Not even her three softball-playing sisters could boast those accolades. But Portland said there’s never been internal family competition. Rocket and Robin Rosen made sure of that. Everybody supported one another. It just happened that Portland chose a different path.
Rocket, a well-known criminal-defense attorney in Houston, wanted his daughters involved in sports to keep them disciplined and out of trouble.
They participated in gymnastics, dance and equestrian, among other sports as children.
“[Sports] teaches responsibility, ethics, character,” Rocket said. “I guess being a criminal lawyer and doing what I do every day, I would see 14-, 15-, 16-year-old girls just stray away.
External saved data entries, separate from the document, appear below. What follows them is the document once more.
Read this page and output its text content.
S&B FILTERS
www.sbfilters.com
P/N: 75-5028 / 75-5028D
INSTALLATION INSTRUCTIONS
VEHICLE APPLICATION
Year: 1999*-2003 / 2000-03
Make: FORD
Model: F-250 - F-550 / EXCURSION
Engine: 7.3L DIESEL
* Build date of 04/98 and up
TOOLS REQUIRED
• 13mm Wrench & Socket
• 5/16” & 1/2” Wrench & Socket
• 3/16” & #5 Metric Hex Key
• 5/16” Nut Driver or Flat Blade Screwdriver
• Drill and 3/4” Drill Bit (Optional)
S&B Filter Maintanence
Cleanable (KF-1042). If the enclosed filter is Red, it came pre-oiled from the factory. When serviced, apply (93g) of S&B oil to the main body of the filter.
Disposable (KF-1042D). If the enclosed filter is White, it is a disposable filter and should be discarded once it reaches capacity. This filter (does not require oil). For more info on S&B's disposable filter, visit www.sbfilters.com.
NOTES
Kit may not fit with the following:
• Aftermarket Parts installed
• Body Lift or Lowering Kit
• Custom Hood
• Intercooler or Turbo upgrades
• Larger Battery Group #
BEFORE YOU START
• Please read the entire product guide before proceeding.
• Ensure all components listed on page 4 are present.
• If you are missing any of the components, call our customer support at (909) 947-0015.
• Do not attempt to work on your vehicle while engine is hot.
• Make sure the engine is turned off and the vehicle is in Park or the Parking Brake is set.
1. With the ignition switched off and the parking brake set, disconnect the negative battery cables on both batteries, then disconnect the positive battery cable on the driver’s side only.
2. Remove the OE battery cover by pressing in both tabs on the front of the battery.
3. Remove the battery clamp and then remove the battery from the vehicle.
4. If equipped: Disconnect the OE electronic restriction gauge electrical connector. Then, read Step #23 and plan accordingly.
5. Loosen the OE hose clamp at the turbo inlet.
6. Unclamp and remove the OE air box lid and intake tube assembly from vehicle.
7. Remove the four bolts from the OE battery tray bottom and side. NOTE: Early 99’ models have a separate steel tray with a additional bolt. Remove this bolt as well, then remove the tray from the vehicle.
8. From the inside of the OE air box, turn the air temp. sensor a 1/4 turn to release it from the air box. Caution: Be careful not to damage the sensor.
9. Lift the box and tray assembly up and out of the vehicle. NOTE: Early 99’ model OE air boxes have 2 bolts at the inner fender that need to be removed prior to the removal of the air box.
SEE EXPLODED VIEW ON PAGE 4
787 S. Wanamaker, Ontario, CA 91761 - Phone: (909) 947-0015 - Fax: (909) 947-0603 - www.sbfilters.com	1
They would find a boyfriend, they would get pregnant, maybe they would do drugs … But every Friday, [my daughters] had to go to sleep early because they had a game on Saturday.”
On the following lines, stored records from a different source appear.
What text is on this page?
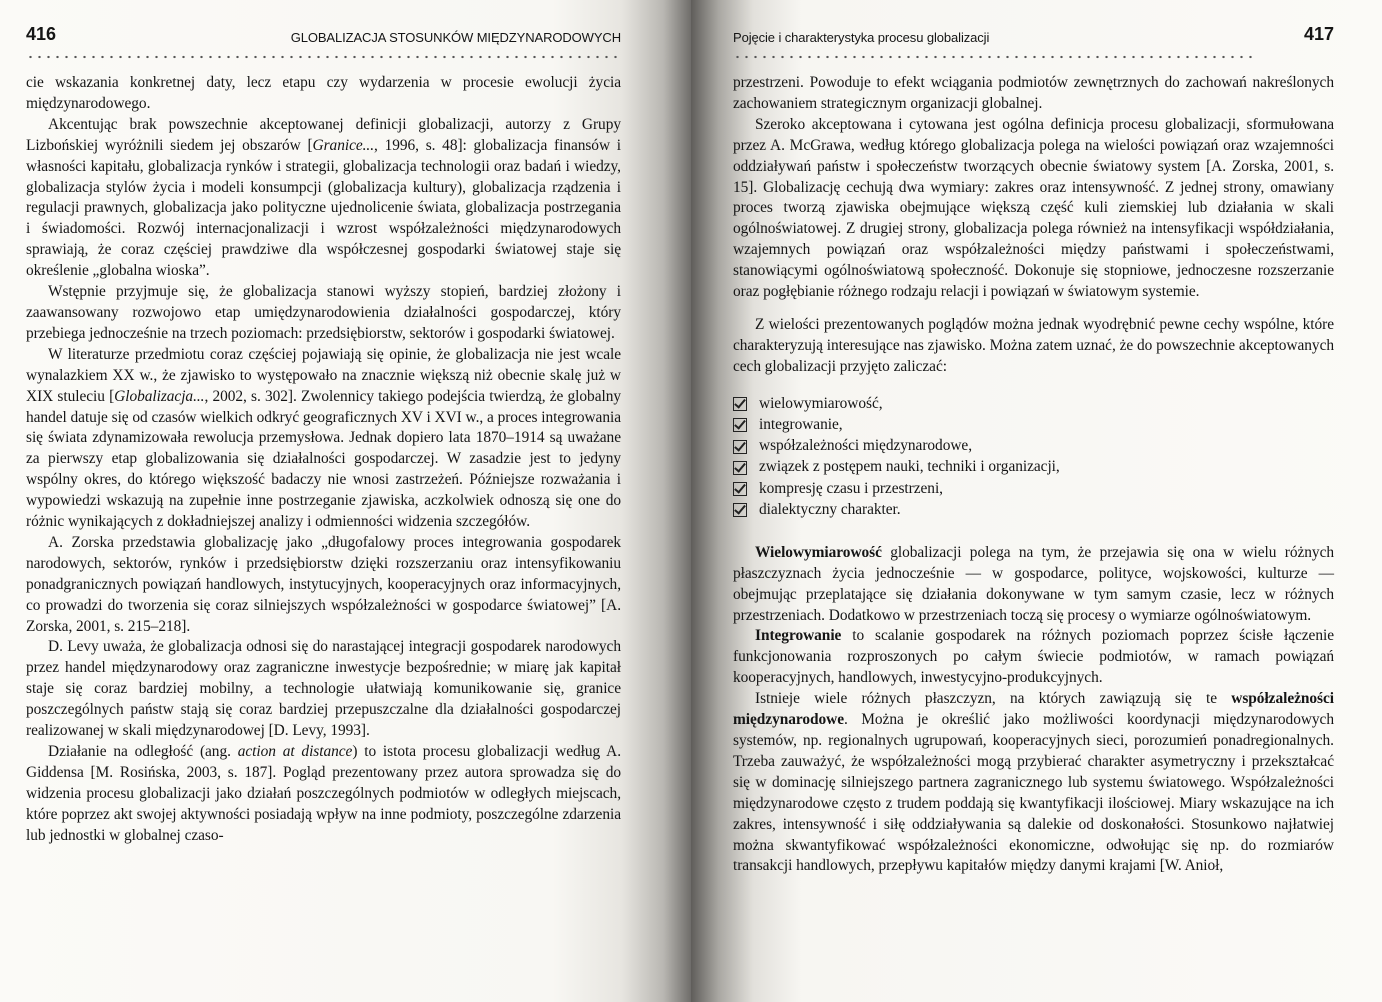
416	GLOBALIZACJA STOSUNKÓW MIĘDZYNARODOWYCH

cie wskazania konkretnej daty, lecz etapu czy wydarzenia w procesie ewolucji życia międzynarodowego.

Akcentując brak powszechnie akceptowanej definicji globalizacji, autorzy z Grupy Lizbońskiej wyróżnili siedem jej obszarów [Granice..., 1996, s. 48]: globalizacja finansów i własności kapitału, globalizacja rynków i strategii, globalizacja technologii oraz badań i wiedzy, globalizacja stylów życia i modeli konsumpcji (globalizacja kultury), globalizacja rządzenia i regulacji prawnych, globalizacja jako polityczne ujednolicenie świata, globalizacja postrzegania i świadomości. Rozwój internacjonalizacji i wzrost współzależności międzynarodowych sprawiają, że coraz częściej prawdziwe dla współczesnej gospodarki światowej staje się określenie „globalna wioska”.

Wstępnie przyjmuje się, że globalizacja stanowi wyższy stopień, bardziej złożony i zaawansowany rozwojowo etap umiędzynarodowienia działalności gospodarczej, który przebiega jednocześnie na trzech poziomach: przedsiębiorstw, sektorów i gospodarki światowej.

W literaturze przedmiotu coraz częściej pojawiają się opinie, że globalizacja nie jest wcale wynalazkiem XX w., że zjawisko to występowało na znacznie większą niż obecnie skalę już w XIX stuleciu [Globalizacja..., 2002, s. 302]. Zwolennicy takiego podejścia twierdzą, że globalny handel datuje się od czasów wielkich odkryć geograficznych XV i XVI w., a proces integrowania się świata zdynamizowała rewolucja przemysłowa. Jednak dopiero lata 1870–1914 są uważane za pierwszy etap globalizowania się działalności gospodarczej. W zasadzie jest to jedyny wspólny okres, do którego większość badaczy nie wnosi zastrzeżeń. Późniejsze rozważania i wypowiedzi wskazują na zupełnie inne postrzeganie zjawiska, aczkolwiek odnoszą się one do różnic wynikających z dokładniejszej analizy i odmienności widzenia szczegółów.

A. Zorska przedstawia globalizację jako „długofalowy proces integrowania gospodarek narodowych, sektorów, rynków i przedsiębiorstw dzięki rozszerzaniu oraz intensyfikowaniu ponadgranicznych powiązań handlowych, instytucyjnych, kooperacyjnych oraz informacyjnych, co prowadzi do tworzenia się coraz silniejszych współzależności w gospodarce światowej” [A. Zorska, 2001, s. 215–218].

D. Levy uważa, że globalizacja odnosi się do narastającej integracji gospodarek narodowych przez handel międzynarodowy oraz zagraniczne inwestycje bezpośrednie; w miarę jak kapitał staje się coraz bardziej mobilny, a technologie ułatwiają komunikowanie się, granice poszczególnych państw stają się coraz bardziej przepuszczalne dla działalności gospodarczej realizowanej w skali międzynarodowej [D. Levy, 1993].

Działanie na odległość (ang. action at distance) to istota procesu globalizacji według A. Giddensa [M. Rosińska, 2003, s. 187]. Pogląd prezentowany przez autora sprowadza się do widzenia procesu globalizacji jako działań poszczególnych podmiotów w odległych miejscach, które poprzez akt swojej aktywności posiadają wpływ na inne podmioty, poszczególne zdarzenia lub jednostki w globalnej czaso-

Pojęcie i charakterystyka procesu globalizacji	417

przestrzeni. Powoduje to efekt wciągania podmiotów zewnętrznych do zachowań nakreślonych zachowaniem strategicznym organizacji globalnej.

Szeroko akceptowana i cytowana jest ogólna definicja procesu globalizacji, sformułowana przez A. McGrawa, według którego globalizacja polega na wielości powiązań oraz wzajemności oddziaływań państw i społeczeństw tworzących obecnie światowy system [A. Zorska, 2001, s. 15]. Globalizację cechują dwa wymiary: zakres oraz intensywność. Z jednej strony, omawiany proces tworzą zjawiska obejmujące większą część kuli ziemskiej lub działania w skali ogólnoświatowej. Z drugiej strony, globalizacja polega również na intensyfikacji współdziałania, wzajemnych powiązań oraz współzależności między państwami i społeczeństwami, stanowiącymi ogólnoświatową społeczność. Dokonuje się stopniowe, jednoczesne rozszerzanie oraz pogłębianie różnego rodzaju relacji i powiązań w światowym systemie.

Z wielości prezentowanych poglądów można jednak wyodrębnić pewne cechy wspólne, które charakteryzują interesujące nas zjawisko. Można zatem uznać, że do powszechnie akceptowanych cech globalizacji przyjęto zaliczać:

wielowymiarowość,
integrowanie,
współzależności międzynarodowe,
związek z postępem nauki, techniki i organizacji,
kompresję czasu i przestrzeni,
dialektyczny charakter.

Wielowymiarowość globalizacji polega na tym, że przejawia się ona w wielu różnych płaszczyznach życia jednocześnie — w gospodarce, polityce, wojskowości, kulturze — obejmując przeplatające się działania dokonywane w tym samym czasie, lecz w różnych przestrzeniach. Dodatkowo w przestrzeniach toczą się procesy o wymiarze ogólnoświatowym.

Integrowanie to scalanie gospodarek na różnych poziomach poprzez ścisłe łączenie funkcjonowania rozproszonych po całym świecie podmiotów, w ramach powiązań kooperacyjnych, handlowych, inwestycyjno-produkcyjnych.

Istnieje wiele różnych płaszczyzn, na których zawiązują się te współzależności międzynarodowe. Można je określić jako możliwości koordynacji międzynarodowych systemów, np. regionalnych ugrupowań, kooperacyjnych sieci, porozumień ponadregionalnych. Trzeba zauważyć, że współzależności mogą przybierać charakter asymetryczny i przekształcać się w dominację silniejszego partnera zagranicznego lub systemu światowego. Współzależności międzynarodowe często z trudem poddają się kwantyfikacji ilościowej. Miary wskazujące na ich zakres, intensywność i siłę oddziaływania są dalekie od doskonałości. Stosunkowo najłatwiej można skwantyfikować współzależności ekonomiczne, odwołując się np. do rozmiarów transakcji handlowych, przepływu kapitałów między danymi krajami [W. Anioł,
At one time, Portland was a hotshot youth pitcher who could throw a nasty drop ball. She even pitched for the Clements High junior-varsity softball team until golf developed into a full-time endeavor. Each year, Portland would play in the annual Doral-Publix Junior Golf Classic. Her father grew up in Miami and as a child would attend the PGA Tour’s annual event at Doral. He would ask for balls from players such as Julius Boros and the late Tony Lema. He loved Seve Ballesteros, Tom Weiskopf and Jack Nicklaus.
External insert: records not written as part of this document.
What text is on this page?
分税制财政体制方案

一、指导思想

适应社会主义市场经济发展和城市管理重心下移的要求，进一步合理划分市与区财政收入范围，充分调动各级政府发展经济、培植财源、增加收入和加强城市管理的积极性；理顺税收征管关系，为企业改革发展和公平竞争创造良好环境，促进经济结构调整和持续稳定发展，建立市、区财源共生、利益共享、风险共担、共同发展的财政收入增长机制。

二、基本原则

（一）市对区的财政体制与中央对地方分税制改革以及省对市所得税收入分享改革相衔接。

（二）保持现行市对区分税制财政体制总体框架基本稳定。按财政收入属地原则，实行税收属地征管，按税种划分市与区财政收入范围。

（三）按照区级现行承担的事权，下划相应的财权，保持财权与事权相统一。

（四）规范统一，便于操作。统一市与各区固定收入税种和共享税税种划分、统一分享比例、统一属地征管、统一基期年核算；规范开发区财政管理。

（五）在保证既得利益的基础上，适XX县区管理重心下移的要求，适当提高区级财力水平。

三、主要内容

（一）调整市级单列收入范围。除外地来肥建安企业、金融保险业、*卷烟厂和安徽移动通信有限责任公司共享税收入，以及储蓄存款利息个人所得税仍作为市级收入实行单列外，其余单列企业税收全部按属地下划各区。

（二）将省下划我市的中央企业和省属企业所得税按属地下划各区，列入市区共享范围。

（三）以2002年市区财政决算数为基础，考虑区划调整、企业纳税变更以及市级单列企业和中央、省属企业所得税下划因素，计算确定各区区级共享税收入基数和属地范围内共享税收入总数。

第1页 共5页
But for Portland, the homecoming was a chance to showcase her skills in front of college coaches. As a high school sophomore, she made the cut at Doral with Virginia coach Kim Lewellen paying close attention. She also qualified for the U.S. Girls’ Junior in 2008 (Hartford Golf Club in Connecticut) and 2009 (Trump National Golf Club in Bedminster, N.J.).
Portland watched as her two older sisters left Texas for East Coast schools, so the chance to play away from home intrigued Portland, too. Arkansas, which had been highly successful with another Houston-area golfer (Stacy Lewis), also showed interest. Once Rosen stepped onto the Charlottesville, Va., campus, however, she was immediately sold. The school, designed and founded by former U.S. President Thomas Jefferson, oozed with history and ambiance. Rosen wanted to spend the next four years of her life there.
“My two sisters talked so highly of being at a D-I school playing a sport that that’s what I wanted to do,” said Portland. “My goal was to play a sport in college. I wanted to get a good education while playing a sport.
“When I went [to Virginia], I didn’t want to leave. I didn’t want to go home. The team, the coaches, the atmosphere, the buildings, the facilities … the history was so cool. It fit.”
While Portland, a two-time recipient of the Houston Chronicle’s Female Golfer of the Year honor (2009, 2010), never posted a collegiate victory, she did enjoy success with the Cavaliers. In addition to her eighth-place showing at the 2012 NCAAs, she was the runner-up at the Florida Gator Invitational in 2013. She finished her career with four top-10 finishes.
Last summer, she was chosen as one of five USA representatives to participate in the Maccabiah Games in Israel. Held every four years for Jewish athletes from around the world, the 19th Maccabiah Games drew more than 7,500 athletes from 76 countries – the third-largest athletic competition behind the Summer Olympics and the World Cup – to participate in 34 sports, including golf. Rosen finished second in the Ladies Open Division to Duke University standout Laetitia Beck, of Israel, who was playing on her home course (Caesarea Golf Club). The USA also finished second as a team, by two strokes to host Israel.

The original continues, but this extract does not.